Philips’ Hue iOS-controlled lighting adds an amazing ambiance to any room. The Starter Packsells for $199, and comes with three LED bulbs and a wireless bridge. You can remotely control the bulbs via the Hue app to set different lighting and color patterns. The latest additions to the family are LivingColors Bloom ($79.95), a stand-alone color-effusing table lamp and LightStrips ($89.95). Plus, there’s a 6.6-foot strip of LED lights that can be controlled remotely and mounted freely anywhere in her home. Both of the new additions require she already has a starter kit first.
Gifts under $50
Audiovox Soundflow ($30)
Just drop a smartphone or any speakerphone or music-playing device on top of this Audiovox SoundFlow SoundBoard, and the voice or music is magically amplified. No wires, no Bluetooth, no NFC, no Wi-Fi, no pairing, no jacks, no fuss, no muss. Unfortunately, this accessory won’t charge a music player. It runs on either two AA batteries or AC. It’s available in three finishes: wood, white or black.

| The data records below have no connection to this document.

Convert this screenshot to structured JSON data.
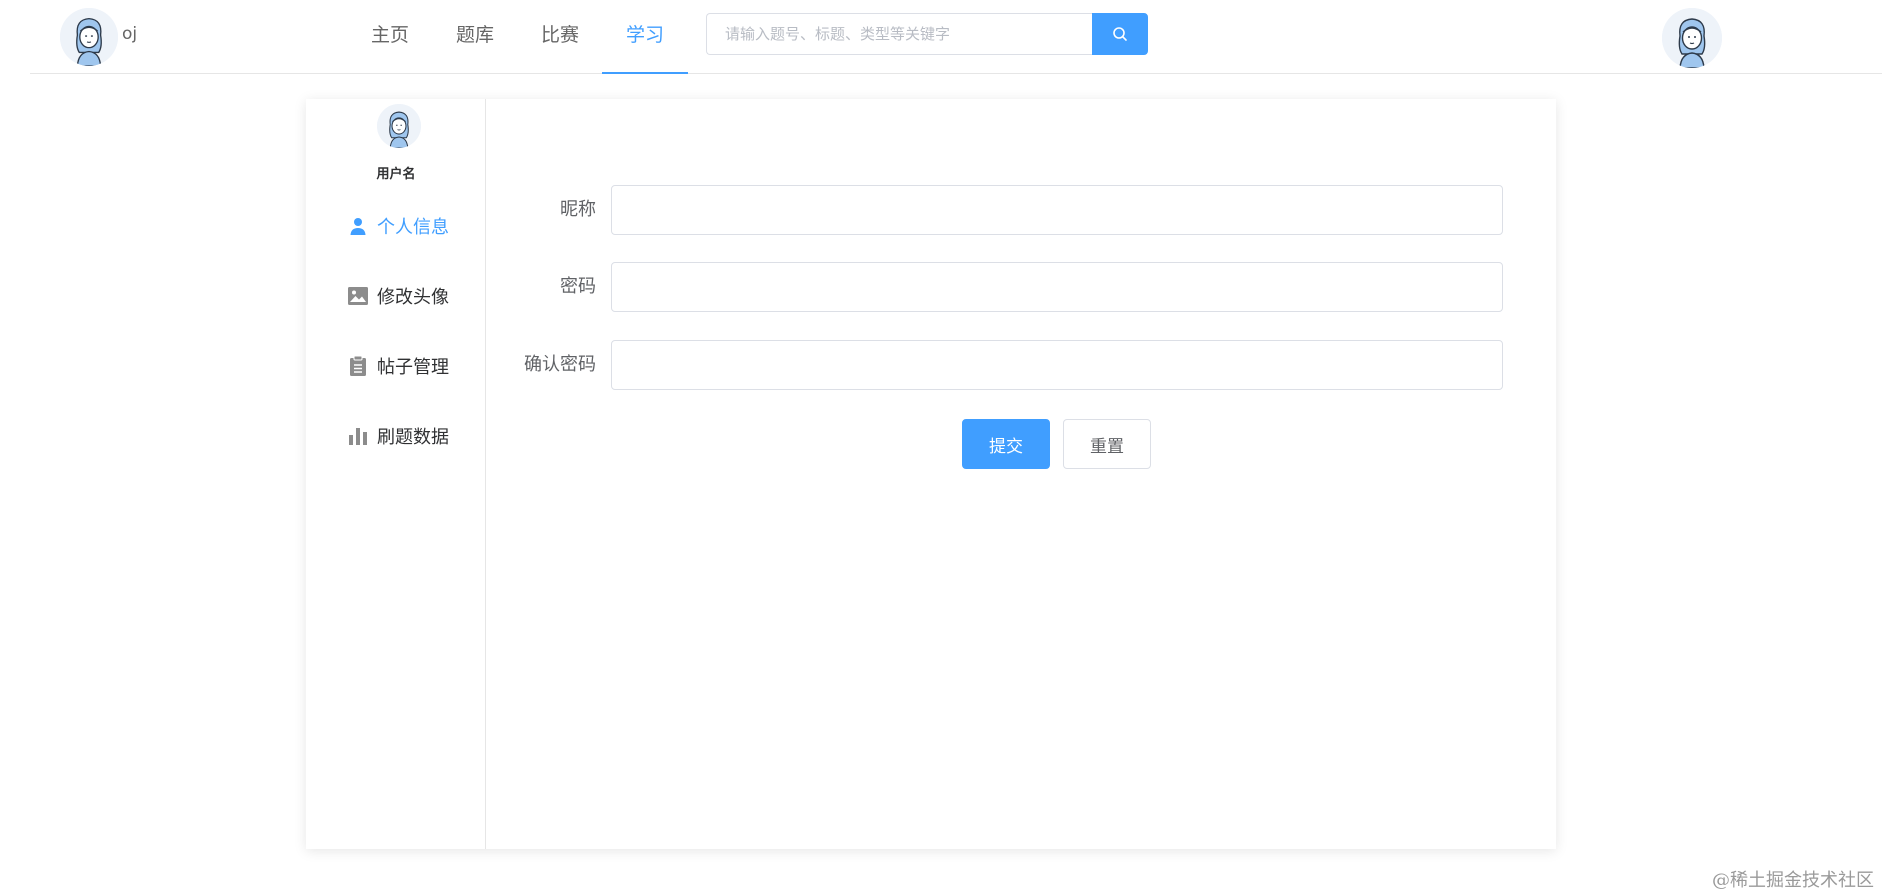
{
  "header": {
    "brand_name": "oj",
    "nav": [
      {
        "label": "主页"
      },
      {
        "label": "题库"
      },
      {
        "label": "比赛"
      },
      {
        "label": "学习"
      }
    ],
    "active_nav": "学习",
    "search": {
      "placeholder": "请输入题号、标题、类型等关键字",
      "value": ""
    },
    "accent_color": "#409eff"
  },
  "sidebar": {
    "username": "用户名",
    "items": [
      {
        "label": "个人信息",
        "icon": "user-icon",
        "active": true
      },
      {
        "label": "修改头像",
        "icon": "image-icon",
        "active": false
      },
      {
        "label": "帖子管理",
        "icon": "clipboard-icon",
        "active": false
      },
      {
        "label": "刷题数据",
        "icon": "bar-chart-icon",
        "active": false
      }
    ]
  },
  "form": {
    "fields": [
      {
        "label": "昵称",
        "value": ""
      },
      {
        "label": "密码",
        "value": ""
      },
      {
        "label": "确认密码",
        "value": ""
      }
    ],
    "submit_label": "提交",
    "reset_label": "重置"
  },
  "watermark": "@稀土掘金技术社区"
}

Clear Coat Aurora Iphone Skin ($35)
Why settle on just one color or design to encase an iPhone? The chameleon-like Clear-Coat Aurora is a proprietary polymer film that constantly changes color depending on ambient lighting and ambient colors. Your iPhone will never look the same way in any two places. Since Aurora also turns an iPhone screen golden, the package includes an alternative clear film.